A day after filing a federal lawsuit to overturn rules allowing proxy voting, House Republican leader Kevin McCarthy said any bills approved under the new system may be unconstitutional and could be ignored by the Republican-led U.S. Senate.

“It’s playing a baseball game under protest. At the end of the game, we’ll figure out who’s right,” McCarthy told reporters at a press conference. “Whatever the Democrats move forward probably will never … become law.”

For a bill to become law, it must pass the House and Senate and be signed by the president.

McCarthy spoke hours before the first-ever proxy vote, which allows some lawmakers to vote on behalf of colleagues who are absent. The Democratic majority, which approved proxy voting on May 15 in a party-line vote, say the change will allow the House to function while observing social distancing guidelines.

In a lawsuit filed in U.S. District Court on Tuesday, more than 20 Republican lawmakers and their constituents argued the change is unconstitutional and diminishes their voting power.

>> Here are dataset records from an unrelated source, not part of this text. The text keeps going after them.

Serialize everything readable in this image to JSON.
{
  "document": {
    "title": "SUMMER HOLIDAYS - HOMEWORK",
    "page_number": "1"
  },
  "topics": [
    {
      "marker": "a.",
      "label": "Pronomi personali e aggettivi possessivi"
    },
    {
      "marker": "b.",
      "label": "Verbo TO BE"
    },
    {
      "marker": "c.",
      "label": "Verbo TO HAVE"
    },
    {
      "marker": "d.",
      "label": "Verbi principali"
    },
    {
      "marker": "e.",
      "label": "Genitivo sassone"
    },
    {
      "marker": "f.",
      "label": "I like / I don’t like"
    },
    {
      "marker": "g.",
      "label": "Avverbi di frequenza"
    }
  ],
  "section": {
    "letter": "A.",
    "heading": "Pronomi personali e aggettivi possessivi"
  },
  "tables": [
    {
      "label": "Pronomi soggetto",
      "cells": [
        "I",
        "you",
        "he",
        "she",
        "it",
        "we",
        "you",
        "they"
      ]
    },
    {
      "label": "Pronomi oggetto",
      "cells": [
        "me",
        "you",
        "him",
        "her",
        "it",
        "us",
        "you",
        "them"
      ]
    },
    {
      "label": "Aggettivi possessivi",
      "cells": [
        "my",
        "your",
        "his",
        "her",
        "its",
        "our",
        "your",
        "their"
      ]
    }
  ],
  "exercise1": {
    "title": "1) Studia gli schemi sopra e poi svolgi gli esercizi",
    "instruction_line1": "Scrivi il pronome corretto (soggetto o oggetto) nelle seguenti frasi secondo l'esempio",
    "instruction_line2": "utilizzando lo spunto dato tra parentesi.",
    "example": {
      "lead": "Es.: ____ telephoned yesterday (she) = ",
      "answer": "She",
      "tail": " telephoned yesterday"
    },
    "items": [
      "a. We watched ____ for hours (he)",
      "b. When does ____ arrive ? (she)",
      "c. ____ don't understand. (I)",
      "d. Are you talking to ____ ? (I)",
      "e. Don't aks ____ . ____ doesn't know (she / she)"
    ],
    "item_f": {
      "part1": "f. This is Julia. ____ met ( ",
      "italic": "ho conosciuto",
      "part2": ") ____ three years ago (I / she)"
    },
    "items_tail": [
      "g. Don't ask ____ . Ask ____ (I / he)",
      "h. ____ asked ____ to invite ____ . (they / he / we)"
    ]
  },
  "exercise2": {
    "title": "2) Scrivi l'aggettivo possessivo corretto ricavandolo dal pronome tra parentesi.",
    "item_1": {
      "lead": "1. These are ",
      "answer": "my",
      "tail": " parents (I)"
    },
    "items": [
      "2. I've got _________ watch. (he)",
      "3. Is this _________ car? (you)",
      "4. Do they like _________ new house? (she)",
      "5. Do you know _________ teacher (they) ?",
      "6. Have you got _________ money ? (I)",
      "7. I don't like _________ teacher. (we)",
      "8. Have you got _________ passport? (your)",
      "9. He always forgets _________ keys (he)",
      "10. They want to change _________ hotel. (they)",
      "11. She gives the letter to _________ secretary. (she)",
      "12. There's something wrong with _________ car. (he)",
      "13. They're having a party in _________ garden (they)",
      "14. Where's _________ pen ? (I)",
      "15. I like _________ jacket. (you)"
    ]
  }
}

McCarthy said that 71 House Democrats had asked for their votes to be cast by another lawmaker as of Wednesday morning.

House Speaker Nancy Pelosi, who is named as a defendant, dismissed the lawsuit, saying in a statement that Republicans were trying to “delay and obstruct urgently needed action.”

Also named as defendants are the House clerk and sergeant-at-arms.

The suit is also part of a Republican strategy to reinforce President Donald Trump’s push to fully reopen the U.S. economy, while accusing Democrats of trying to gain political advantage.